In other films, Moore has targeted the auto industry ("Roger and Me"), the gun lobby ("Bowling for Columbine"), and the Bush administration ("Fahrenheit 9/11").
DeMoro said the individuals featured in Moore's film "didn't just fall through the cracks. They were deliberately thrown overboard."
They were "cast aside by the same insurance giants that far too many ostensible reformers think we should reward for their greed by funneling them hundreds of millions dollars more," she said in a statement.
"'Sicko' presents an emotional portrait of an array of people, including volunteer rescue heroes of the September 11 attack, who are denied needed care - despite the fact that most are insured," DeMoro said.
"And it points a finger at the source of the crisis, a profit-driven insurance industry whose biggest accomplishment is buying our U.S. Congress to prevent real reform," she added.
Moore premiered the film at the Cannes Film Festival on Saturday to rave reviews. "My intention was to keep 'Sicko' under wraps and show it to virtually no one before its premiere in Cannes," Moore stated on his website.
"I knew that the health care industry - an industry which makes up more than 15 percent of our GDP - was not going to like much of what they were going to see in this movie and I thought it best not to upset them any sooner than need be," Moore added.
But the health care industry is not the only source protesting "Sicko." On May 2, the U.S. Treasury Department told Moore he was being investigated for violating the American trade embargo against Cuba by traveling to the communist nation to film staged scenes of 9/11 first responders receiving medical treatment.
"Rest assured of one thing: no laws were broken," Moore said, though he noted that he has hidden a master negative of the film abroad.
"I demand that the Bush administration immediately end this investigation and spend its time and resources trying to support some of the real heroes of 9/11," Moore wrote in a letter responding to Treasury Secretary Henry Paulson.
But Michael Tanner, director of health and welfare studies at the Cato Institute, said the investigation will only give Moore more publicity.
Tanner called the movie "silly."
"That doesn't mean that we should be running around trying to seize his movie or throw him in jail," Tanner said. "His movie is wildly inaccurate. He just badly misrepresents the facts. It's pretty much nonsense."
But Tanner acknowledged that the movie "is going to be fairly effective propaganda."

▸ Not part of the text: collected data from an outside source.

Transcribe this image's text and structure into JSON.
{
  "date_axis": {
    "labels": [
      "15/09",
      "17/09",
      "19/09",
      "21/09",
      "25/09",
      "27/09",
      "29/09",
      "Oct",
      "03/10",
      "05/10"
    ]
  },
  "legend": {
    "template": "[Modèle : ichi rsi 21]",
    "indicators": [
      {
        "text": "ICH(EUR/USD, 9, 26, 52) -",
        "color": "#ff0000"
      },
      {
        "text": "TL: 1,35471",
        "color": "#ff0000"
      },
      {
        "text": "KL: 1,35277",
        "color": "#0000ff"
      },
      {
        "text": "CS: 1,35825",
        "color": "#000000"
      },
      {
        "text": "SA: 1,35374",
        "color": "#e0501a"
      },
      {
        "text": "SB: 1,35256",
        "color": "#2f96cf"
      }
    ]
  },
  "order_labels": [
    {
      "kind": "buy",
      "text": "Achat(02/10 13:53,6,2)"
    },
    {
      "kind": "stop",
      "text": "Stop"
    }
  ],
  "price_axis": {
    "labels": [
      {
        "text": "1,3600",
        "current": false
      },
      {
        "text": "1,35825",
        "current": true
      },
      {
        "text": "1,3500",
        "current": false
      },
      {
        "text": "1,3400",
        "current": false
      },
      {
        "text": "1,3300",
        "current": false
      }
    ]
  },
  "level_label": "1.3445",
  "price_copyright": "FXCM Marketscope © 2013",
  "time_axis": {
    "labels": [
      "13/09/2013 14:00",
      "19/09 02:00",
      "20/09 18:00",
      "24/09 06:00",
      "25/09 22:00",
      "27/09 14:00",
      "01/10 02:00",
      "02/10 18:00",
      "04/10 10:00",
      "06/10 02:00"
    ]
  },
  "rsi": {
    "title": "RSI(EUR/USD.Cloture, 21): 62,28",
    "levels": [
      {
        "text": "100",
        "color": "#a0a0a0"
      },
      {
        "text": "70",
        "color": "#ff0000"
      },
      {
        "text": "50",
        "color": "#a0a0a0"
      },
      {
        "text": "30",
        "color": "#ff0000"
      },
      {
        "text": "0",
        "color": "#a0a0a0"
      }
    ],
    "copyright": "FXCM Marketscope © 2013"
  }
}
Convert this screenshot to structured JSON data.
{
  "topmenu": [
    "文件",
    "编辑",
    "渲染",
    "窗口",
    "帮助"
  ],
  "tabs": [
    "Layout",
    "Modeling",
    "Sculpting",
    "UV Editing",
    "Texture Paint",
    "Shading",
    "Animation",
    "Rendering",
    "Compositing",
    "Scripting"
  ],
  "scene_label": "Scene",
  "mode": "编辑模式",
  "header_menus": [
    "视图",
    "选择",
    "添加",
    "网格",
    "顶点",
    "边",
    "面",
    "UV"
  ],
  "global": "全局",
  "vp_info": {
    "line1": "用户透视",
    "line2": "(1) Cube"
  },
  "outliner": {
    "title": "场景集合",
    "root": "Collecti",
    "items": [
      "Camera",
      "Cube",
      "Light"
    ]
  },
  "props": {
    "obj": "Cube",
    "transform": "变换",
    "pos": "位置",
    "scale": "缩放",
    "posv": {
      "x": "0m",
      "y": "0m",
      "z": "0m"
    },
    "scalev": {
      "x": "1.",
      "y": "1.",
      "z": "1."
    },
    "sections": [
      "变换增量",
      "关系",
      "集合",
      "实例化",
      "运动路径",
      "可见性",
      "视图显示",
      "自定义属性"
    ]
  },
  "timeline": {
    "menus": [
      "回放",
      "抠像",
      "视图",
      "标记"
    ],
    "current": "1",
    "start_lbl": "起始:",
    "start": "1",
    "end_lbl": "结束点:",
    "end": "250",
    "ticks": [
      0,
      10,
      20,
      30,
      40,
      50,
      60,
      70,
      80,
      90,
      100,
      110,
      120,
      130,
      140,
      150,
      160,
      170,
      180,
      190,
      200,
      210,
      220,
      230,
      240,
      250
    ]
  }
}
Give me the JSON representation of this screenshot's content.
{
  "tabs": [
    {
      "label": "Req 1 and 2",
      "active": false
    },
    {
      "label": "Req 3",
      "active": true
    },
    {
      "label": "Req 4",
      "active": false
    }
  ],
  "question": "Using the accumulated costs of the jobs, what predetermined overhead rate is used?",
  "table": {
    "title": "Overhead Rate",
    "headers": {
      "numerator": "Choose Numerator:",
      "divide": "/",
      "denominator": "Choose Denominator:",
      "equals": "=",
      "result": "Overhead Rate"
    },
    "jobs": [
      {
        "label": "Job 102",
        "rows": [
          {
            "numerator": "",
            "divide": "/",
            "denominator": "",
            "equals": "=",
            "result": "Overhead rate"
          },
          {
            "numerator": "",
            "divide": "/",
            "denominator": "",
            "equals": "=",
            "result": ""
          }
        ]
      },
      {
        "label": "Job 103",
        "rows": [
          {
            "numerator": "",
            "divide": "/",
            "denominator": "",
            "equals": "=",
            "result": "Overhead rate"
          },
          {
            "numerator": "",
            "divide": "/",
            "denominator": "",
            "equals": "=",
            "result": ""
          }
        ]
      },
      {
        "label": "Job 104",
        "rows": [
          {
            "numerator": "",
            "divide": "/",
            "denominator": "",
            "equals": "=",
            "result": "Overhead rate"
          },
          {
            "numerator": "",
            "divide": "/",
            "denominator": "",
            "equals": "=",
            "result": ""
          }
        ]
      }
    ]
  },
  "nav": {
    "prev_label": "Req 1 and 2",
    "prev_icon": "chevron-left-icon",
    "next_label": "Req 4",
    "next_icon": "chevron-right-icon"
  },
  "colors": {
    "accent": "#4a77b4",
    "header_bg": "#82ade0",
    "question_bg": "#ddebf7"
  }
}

"The public is not going to see both sides of it when they see this movie, so I think it's going to be effective from their point-of-view," he told Cybercast News Service. "It's designed to tug at the heart strings, not have a serious public policy debate."
Tanner noted that we are likely to see other health care providers praising the movie.
"There is a great deal of interest in universal health insurance among some providers. It guarantees someone to provide their product," said Tanner. "I've never known businesses yet that aren't happy to have the government pay for what they sell."
The American Health Care Association declined to comment for this article.
DeMoro, who was invited to an advanced screening, said, "'Sicko' is not just an indictment of an indefensible health care industry in the U.S. It's a rejoinder for those who think we can fix the soulless monster by tinkering with an unconscionable system that puts us further in thrall to those who created the crisis."
She commended Moore for promoting universal health care coverage like in Canada, England, France and Cuba.
"Instead of destroying our system and copying the failed systems in Europe and Canada, we should attempt to reform both U.S. tax policy and Medicare and Medicaid payment policies so that consumers and providers have stronger incentives to compete on the basis of quality and cost effectiveness," Robert Helms, a resident scholar at the American Enterprise Institute told Cybercast News Service.
He added that "what is sicko about both the California Nurses Association statement and the Michael Moore movie is the low level of understanding of our health care system that both reveal.
"Our system does have faults, especially our lack of coverage and the high cost and overuse of many procedures and services," Helms said. "But these faults have more to do with misguided government policies than some inherent fault of our system."